Chegando lá encontraram sua roommate de calcinha e sutiã na cozinha, a amiga do escritório veio logo em seguida. Transformaram a situação em uma cerveja pós sexo e ficaram os quatro até 3h da manhã conversando. Naquela noite não treparam, estavam bêbados demais, mas o sexo rolou no dia seguinte entre bafo matinal, olheiras e aquele constrangimento que só a primeira manhã juntos é capaz de proporcionar.
Como era sábado (e como ela tinha gostado do cheiro dos pêlos do peito dele, e da forma com que dormia silencioso) decidiram permanecer juntos. Foram tomar café da manhã na padaria ainda lidando com o constrangimento, falando pausadamente, mas rindo e contando histórias das pessoas que descobriram ter em comum. Era tímido, mas era fácil, e isso fazia ser promissor. (e “promissor” era uma palavra que ela fugia, pois promissor era o que fazia a gente acreditar)
A sexta terminou no domingo fim do dia, e só não se arrastou pela semana porque adultos calejados têm medo. (mas se tem algo mais forte do que o medo é o desejo, e o desejo fez com que se escrevessem todos os dias até chegar a sexta de novo)
Continuaram se encontrando, e cada vez com mais frequência. Quando perceberam, já estavam frequentando festas e encontros dos amigos, combinando o outro dia, e o que fariam para jantar. Depois de alguns meses ele perguntou para ela o que eles eram, e ela disse que não imaginava que depois dos 30 anos precisasse pedir alguém em namoro, mas pediu, e ele ficou feliz. 

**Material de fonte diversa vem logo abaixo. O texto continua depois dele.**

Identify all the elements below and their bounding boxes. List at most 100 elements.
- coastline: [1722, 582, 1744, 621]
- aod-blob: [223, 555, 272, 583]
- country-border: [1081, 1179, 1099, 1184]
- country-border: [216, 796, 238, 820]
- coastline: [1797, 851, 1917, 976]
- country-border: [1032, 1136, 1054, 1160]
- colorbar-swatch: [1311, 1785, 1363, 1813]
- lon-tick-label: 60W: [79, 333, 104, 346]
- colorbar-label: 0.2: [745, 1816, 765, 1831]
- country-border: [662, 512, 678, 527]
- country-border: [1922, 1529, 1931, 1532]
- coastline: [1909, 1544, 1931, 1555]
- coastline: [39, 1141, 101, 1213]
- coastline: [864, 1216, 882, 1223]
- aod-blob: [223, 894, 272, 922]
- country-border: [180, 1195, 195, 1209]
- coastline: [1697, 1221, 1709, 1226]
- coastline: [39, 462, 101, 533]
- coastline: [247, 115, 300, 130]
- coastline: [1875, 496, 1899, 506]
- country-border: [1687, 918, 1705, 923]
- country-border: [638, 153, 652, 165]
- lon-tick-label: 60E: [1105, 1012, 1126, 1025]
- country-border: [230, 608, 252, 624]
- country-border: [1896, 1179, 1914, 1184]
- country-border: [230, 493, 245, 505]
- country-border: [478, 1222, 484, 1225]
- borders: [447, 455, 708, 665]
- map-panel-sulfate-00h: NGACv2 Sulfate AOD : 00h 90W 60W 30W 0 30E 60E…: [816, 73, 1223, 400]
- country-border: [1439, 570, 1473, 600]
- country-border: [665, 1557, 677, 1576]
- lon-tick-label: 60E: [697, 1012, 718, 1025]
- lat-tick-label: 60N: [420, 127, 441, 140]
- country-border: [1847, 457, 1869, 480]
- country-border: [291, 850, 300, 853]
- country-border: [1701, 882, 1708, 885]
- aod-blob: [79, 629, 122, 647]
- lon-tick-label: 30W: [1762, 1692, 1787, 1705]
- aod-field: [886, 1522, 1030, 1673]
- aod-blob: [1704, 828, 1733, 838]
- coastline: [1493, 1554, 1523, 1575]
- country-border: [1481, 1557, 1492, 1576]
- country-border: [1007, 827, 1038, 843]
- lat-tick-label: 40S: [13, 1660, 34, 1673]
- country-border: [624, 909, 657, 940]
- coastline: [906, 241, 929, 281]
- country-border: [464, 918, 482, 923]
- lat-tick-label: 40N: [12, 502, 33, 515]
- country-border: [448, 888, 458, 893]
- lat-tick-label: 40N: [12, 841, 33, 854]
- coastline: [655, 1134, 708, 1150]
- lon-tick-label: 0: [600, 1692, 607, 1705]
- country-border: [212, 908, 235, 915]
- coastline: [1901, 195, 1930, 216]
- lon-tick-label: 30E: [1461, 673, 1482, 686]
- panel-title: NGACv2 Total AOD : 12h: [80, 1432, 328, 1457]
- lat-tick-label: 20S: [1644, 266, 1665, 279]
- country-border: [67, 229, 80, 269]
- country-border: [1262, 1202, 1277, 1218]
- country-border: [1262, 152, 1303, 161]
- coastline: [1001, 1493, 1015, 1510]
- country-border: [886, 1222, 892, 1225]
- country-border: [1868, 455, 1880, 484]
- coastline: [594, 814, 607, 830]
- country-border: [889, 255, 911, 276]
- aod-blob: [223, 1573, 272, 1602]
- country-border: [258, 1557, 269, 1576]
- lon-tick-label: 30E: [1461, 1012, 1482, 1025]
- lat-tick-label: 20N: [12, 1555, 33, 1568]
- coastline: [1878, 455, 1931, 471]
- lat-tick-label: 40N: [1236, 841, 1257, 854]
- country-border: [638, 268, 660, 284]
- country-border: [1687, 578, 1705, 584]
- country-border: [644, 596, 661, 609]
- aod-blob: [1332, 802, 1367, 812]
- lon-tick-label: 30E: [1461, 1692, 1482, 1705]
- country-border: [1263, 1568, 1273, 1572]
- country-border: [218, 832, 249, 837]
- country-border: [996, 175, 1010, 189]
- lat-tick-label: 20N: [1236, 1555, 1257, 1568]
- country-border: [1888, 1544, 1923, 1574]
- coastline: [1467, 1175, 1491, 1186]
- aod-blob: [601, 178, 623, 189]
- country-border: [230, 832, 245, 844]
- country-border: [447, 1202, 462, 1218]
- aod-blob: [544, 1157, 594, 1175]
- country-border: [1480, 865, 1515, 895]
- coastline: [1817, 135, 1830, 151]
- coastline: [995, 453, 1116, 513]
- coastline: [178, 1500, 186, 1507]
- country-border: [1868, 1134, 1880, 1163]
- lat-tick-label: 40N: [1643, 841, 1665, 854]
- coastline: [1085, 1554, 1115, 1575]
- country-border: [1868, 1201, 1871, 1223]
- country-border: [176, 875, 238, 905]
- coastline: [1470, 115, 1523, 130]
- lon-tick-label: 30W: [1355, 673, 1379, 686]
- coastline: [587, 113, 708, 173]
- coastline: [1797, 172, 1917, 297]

Hoje ela está fazendo um ciclo de injeções antialérgicas, e ele procura um apartamento mais arejado. Eles não sabem ainda, mas vão se mudar para lá juntos, e vão ser felizes, vão brigar, vão se amar, se questionar, mas ela ainda vai gostar do cheiro que mora no peito dele, e ele ainda acha que a forma que ela ri tem umas três notas diferentes, e jura que um dia aprende a tocar violão só para tirar.
Quando acham que estão em crise, um dos dois (sem o outro saber) faz o movimento contrário aos anos que estão juntos até voltarem para aquela festa, aquela pista e aquela briga por cerveja no balcão de bar. E reconstruindo tudo se lembram porque se amam, e se amam de novo.
O amor depois de um tempo continua promissor, aquela palavra que ela tinha tanto medo. E por mais que os cafés da manhã de sábado na padaria não tenham mais a timidez do início, tem o silêncio compartilhado, que é o que existe de mais confortável em viver com alguém.
Eu não sei se eles ficam juntos para sempre ou não, daqui de onde eu vejo só me resta torcer para continuarem sendo felizes e gentis um com o outro (que é o que acho que eles têm de mais bonito, embora eles continuem achando que seja odiar as mesmas coisas).